- Büklümdere Location within Turkey
- Coordinates: 39°38′17″N 40°11′31″E﻿ / ﻿39.638°N 40.192°E
- Country: Turkey
- Province: Erzincan
- District: Tercan
- Population (2021): 127
- Time zone: UTC+3 (TRT)

= Büklümdere, Tercan =

Village in Erzincan Province, Turkey

Büklümdere (Zaxerî) is a village in the Tercan District, Erzincan Province, Turkey.
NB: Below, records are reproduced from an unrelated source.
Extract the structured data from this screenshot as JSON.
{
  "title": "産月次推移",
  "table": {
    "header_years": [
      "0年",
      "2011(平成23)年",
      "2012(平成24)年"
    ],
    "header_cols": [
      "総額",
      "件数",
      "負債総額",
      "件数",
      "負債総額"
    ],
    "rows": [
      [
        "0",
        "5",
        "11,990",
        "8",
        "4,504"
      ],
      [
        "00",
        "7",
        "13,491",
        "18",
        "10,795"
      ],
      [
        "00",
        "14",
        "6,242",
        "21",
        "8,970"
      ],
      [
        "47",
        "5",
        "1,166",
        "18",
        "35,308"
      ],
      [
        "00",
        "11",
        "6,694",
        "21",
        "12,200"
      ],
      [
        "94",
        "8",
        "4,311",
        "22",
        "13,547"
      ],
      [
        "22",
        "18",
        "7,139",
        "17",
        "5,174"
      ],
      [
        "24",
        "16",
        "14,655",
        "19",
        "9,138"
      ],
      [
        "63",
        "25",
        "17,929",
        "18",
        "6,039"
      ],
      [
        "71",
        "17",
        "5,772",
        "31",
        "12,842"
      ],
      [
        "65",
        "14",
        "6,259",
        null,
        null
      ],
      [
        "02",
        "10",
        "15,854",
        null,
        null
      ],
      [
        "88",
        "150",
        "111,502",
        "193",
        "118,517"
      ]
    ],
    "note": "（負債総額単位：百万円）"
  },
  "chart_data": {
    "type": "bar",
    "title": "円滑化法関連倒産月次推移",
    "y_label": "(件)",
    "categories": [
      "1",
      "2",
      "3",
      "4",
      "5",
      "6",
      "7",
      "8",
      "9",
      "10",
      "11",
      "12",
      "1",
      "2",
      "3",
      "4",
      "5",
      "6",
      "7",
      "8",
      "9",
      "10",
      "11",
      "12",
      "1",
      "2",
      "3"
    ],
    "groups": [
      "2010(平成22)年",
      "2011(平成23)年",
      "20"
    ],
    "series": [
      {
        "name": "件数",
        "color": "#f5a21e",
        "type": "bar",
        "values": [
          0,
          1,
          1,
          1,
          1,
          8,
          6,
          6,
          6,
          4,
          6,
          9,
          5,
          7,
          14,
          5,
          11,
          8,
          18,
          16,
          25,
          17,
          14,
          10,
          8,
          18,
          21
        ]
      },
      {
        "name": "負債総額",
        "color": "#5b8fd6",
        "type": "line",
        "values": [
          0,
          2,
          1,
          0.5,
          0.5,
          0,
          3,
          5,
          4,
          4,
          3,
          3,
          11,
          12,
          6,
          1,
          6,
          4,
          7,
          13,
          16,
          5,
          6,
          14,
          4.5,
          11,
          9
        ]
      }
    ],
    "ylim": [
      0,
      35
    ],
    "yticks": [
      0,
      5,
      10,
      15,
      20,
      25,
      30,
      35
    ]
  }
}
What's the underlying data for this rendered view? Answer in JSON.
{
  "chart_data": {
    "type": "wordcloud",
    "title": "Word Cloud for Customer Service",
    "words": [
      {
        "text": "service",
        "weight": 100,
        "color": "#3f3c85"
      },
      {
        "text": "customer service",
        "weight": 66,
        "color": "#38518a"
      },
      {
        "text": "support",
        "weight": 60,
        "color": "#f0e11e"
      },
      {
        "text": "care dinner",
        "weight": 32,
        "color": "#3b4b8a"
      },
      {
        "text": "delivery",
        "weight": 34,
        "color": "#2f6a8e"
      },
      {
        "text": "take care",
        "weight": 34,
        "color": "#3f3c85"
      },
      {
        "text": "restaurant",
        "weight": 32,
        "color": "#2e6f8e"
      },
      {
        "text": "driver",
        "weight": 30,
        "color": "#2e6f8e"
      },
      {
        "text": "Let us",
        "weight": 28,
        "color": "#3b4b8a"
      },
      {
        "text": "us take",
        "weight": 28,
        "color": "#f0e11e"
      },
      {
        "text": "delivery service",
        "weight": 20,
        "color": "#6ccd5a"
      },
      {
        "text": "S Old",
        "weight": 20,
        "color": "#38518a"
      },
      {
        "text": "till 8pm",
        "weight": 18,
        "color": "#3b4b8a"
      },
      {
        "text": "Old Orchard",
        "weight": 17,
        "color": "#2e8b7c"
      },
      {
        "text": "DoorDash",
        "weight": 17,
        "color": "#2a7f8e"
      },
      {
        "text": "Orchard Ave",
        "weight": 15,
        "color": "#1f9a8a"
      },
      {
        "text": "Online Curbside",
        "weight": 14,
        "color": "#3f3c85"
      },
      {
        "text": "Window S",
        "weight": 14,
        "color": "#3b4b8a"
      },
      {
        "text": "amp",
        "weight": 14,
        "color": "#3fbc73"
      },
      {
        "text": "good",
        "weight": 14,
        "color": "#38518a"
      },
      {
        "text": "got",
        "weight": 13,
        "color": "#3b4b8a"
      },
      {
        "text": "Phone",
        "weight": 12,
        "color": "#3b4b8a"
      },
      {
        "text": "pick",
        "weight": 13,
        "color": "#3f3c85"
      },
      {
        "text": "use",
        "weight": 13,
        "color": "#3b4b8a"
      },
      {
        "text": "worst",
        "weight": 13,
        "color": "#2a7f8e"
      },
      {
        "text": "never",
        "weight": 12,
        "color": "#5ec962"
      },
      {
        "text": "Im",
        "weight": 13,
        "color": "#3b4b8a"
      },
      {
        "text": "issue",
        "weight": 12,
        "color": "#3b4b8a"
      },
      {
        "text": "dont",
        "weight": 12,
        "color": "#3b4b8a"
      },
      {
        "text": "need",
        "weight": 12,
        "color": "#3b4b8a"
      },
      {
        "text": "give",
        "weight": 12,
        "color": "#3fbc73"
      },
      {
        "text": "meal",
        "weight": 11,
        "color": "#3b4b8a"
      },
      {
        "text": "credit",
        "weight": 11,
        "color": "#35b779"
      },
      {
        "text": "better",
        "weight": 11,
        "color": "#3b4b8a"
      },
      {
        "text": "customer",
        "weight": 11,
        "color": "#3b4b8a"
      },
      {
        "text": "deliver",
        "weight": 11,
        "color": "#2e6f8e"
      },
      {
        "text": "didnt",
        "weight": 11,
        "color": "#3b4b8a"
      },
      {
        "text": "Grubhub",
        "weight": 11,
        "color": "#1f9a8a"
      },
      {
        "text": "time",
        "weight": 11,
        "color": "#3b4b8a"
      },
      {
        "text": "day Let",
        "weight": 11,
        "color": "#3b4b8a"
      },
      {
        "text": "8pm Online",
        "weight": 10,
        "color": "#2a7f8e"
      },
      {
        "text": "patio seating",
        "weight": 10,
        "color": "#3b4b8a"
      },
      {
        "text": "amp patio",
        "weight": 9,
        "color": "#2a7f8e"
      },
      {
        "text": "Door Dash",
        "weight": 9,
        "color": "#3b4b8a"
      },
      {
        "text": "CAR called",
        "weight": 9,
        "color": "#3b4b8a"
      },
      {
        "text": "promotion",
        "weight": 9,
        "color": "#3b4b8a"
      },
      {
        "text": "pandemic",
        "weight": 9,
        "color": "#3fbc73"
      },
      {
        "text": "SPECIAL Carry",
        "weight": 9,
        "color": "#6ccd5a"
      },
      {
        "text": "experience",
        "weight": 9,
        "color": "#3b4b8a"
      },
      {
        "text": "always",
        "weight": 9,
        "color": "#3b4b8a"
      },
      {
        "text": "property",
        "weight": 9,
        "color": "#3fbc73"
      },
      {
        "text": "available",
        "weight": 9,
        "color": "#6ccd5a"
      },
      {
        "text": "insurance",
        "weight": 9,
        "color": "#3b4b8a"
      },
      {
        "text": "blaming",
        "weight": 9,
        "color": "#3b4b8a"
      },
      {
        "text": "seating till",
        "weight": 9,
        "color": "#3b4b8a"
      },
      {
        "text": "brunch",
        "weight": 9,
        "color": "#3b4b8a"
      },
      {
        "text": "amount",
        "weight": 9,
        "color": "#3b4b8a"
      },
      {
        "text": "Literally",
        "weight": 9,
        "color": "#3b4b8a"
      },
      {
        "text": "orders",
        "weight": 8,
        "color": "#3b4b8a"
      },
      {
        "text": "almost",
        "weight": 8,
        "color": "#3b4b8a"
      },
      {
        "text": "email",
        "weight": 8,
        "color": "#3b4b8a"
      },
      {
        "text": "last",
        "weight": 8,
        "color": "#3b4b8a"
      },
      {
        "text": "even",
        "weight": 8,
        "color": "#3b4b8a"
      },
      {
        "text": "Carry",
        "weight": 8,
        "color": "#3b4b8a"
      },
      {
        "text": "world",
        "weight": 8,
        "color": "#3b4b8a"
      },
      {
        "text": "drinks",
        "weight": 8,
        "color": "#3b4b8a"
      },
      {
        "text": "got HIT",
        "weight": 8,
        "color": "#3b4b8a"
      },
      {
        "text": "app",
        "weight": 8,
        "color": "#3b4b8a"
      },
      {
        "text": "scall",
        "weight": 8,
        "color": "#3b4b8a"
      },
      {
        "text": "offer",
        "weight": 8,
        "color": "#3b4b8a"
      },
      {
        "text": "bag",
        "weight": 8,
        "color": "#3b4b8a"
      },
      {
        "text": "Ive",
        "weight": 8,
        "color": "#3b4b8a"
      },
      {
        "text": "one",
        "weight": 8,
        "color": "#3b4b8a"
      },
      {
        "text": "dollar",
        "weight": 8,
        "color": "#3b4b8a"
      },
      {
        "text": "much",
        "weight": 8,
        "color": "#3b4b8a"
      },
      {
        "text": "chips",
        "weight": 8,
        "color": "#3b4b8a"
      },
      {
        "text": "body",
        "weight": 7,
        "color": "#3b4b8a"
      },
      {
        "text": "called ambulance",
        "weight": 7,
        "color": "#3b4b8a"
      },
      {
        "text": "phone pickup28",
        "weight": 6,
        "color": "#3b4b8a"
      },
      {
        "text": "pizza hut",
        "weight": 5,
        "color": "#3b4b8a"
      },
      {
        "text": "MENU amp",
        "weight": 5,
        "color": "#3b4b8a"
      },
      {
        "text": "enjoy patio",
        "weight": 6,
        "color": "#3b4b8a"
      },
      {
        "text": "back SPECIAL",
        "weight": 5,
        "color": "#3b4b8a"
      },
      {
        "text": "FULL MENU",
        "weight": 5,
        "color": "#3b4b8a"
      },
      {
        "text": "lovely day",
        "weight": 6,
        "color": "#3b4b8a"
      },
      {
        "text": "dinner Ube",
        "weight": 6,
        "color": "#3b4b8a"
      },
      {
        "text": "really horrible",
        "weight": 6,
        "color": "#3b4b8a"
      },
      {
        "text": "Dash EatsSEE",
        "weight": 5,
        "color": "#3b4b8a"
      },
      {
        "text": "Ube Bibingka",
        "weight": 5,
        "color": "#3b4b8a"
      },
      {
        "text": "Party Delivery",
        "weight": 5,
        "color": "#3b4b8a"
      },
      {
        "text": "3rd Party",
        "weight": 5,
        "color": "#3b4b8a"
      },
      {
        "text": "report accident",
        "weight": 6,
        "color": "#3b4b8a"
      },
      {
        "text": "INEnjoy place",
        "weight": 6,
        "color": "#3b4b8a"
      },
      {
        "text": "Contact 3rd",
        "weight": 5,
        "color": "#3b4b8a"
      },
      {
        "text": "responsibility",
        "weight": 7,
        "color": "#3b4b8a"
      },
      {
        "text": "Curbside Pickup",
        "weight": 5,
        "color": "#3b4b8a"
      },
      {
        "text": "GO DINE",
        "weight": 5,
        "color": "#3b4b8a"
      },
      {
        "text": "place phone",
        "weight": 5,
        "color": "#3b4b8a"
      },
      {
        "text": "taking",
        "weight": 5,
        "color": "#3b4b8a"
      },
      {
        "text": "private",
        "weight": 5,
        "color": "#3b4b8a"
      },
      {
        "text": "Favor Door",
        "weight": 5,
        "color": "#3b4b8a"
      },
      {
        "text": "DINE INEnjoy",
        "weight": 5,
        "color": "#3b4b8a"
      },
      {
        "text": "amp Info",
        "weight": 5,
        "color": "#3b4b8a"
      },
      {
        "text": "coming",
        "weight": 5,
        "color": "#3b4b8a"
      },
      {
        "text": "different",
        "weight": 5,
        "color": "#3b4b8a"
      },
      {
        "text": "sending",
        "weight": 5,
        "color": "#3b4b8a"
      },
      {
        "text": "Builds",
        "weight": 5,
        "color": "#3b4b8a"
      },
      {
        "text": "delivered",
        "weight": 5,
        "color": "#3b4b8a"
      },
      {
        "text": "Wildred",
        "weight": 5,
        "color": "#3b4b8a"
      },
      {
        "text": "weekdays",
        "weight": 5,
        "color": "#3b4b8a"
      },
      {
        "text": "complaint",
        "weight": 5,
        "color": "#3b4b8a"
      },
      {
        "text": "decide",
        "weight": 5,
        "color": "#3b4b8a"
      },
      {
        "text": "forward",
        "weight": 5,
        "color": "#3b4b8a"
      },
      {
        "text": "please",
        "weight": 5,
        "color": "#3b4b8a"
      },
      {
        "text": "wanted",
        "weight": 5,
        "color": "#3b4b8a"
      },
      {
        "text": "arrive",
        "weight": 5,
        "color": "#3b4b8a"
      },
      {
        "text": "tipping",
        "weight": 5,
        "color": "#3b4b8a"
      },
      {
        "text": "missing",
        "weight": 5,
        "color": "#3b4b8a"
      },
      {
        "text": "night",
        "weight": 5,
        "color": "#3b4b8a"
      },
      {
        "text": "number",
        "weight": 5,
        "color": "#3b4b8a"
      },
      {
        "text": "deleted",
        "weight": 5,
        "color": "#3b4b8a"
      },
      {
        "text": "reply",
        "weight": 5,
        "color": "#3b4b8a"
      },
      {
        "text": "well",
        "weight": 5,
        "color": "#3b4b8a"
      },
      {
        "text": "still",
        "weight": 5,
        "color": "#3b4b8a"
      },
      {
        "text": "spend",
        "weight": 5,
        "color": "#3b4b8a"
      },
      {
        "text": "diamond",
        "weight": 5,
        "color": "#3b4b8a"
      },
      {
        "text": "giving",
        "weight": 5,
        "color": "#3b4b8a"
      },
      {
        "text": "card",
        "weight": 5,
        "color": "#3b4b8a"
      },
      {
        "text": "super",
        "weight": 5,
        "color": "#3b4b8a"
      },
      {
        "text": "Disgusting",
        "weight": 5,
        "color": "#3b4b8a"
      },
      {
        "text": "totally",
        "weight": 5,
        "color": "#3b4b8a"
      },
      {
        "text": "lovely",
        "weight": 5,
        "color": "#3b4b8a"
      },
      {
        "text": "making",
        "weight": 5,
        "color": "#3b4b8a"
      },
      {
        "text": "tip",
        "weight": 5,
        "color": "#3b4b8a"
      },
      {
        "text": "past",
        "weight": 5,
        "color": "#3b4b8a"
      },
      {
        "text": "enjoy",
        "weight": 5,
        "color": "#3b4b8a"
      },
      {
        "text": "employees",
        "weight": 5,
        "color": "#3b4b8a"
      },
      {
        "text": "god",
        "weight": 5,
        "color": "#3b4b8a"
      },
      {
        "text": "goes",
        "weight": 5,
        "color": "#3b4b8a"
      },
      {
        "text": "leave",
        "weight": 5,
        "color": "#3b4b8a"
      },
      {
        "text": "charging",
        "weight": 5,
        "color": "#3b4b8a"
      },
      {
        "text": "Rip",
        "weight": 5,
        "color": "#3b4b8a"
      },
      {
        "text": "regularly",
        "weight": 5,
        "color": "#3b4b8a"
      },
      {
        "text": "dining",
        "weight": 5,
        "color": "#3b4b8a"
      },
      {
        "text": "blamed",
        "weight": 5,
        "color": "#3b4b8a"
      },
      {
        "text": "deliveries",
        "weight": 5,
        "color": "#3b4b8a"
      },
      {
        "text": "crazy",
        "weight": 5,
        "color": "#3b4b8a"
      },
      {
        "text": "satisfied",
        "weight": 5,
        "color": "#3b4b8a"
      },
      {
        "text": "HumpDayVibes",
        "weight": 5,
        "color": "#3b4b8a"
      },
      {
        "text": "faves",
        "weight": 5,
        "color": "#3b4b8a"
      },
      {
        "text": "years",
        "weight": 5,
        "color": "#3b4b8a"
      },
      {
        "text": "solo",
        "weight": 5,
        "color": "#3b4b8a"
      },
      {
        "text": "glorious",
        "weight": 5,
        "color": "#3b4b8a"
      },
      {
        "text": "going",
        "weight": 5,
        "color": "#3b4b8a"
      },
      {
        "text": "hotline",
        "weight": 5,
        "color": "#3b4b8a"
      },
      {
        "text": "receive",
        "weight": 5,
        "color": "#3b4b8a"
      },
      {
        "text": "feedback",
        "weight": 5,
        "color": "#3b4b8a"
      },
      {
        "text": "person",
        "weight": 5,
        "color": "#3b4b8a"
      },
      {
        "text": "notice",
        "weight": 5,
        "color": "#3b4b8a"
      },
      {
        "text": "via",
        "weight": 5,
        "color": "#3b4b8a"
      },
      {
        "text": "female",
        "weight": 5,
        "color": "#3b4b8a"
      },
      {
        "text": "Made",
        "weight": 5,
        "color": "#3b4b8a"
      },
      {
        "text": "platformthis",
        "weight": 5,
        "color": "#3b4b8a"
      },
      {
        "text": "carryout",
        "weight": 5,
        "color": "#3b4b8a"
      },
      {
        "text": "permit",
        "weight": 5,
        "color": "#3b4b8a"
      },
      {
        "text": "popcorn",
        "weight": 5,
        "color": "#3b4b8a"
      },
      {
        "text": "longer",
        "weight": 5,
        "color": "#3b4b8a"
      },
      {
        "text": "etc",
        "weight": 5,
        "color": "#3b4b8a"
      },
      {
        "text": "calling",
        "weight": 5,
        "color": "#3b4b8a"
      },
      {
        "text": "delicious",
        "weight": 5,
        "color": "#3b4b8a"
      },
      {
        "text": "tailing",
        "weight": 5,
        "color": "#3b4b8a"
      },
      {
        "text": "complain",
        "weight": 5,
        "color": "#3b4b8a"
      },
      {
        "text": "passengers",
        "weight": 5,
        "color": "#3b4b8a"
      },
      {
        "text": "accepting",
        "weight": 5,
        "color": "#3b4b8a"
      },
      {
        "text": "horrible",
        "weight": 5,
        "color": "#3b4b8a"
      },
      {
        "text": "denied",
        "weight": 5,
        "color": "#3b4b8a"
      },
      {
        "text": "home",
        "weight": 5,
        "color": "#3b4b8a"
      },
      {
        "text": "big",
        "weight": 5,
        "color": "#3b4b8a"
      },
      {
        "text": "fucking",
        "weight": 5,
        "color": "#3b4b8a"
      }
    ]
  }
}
The village is populated by Kurds, Laz and Turks and had a population of 127 in 2021.

==History==
During the Ottoman-Russian War of 1828-1829, Russia invaded Eastern Anatolia, and after the war, the Russians took possibly 100,000 Armenians back with them to Russian territory, including 47 households from the Tercan area, especially from Pekeriç (Çadırkaya), Piriz (Çaykent), and Zağgeri (Zağger, Büklümdere).

In 1835, the male population of the village of Zağger-i ülya (Upper Zağger) included 32 Muslims and 0 non-Muslims, while the male population of the village of Zağger-i süflâ (Lower Zağger) included 3 Muslims and 94 non-Muslims—for both villages a total male population of 129.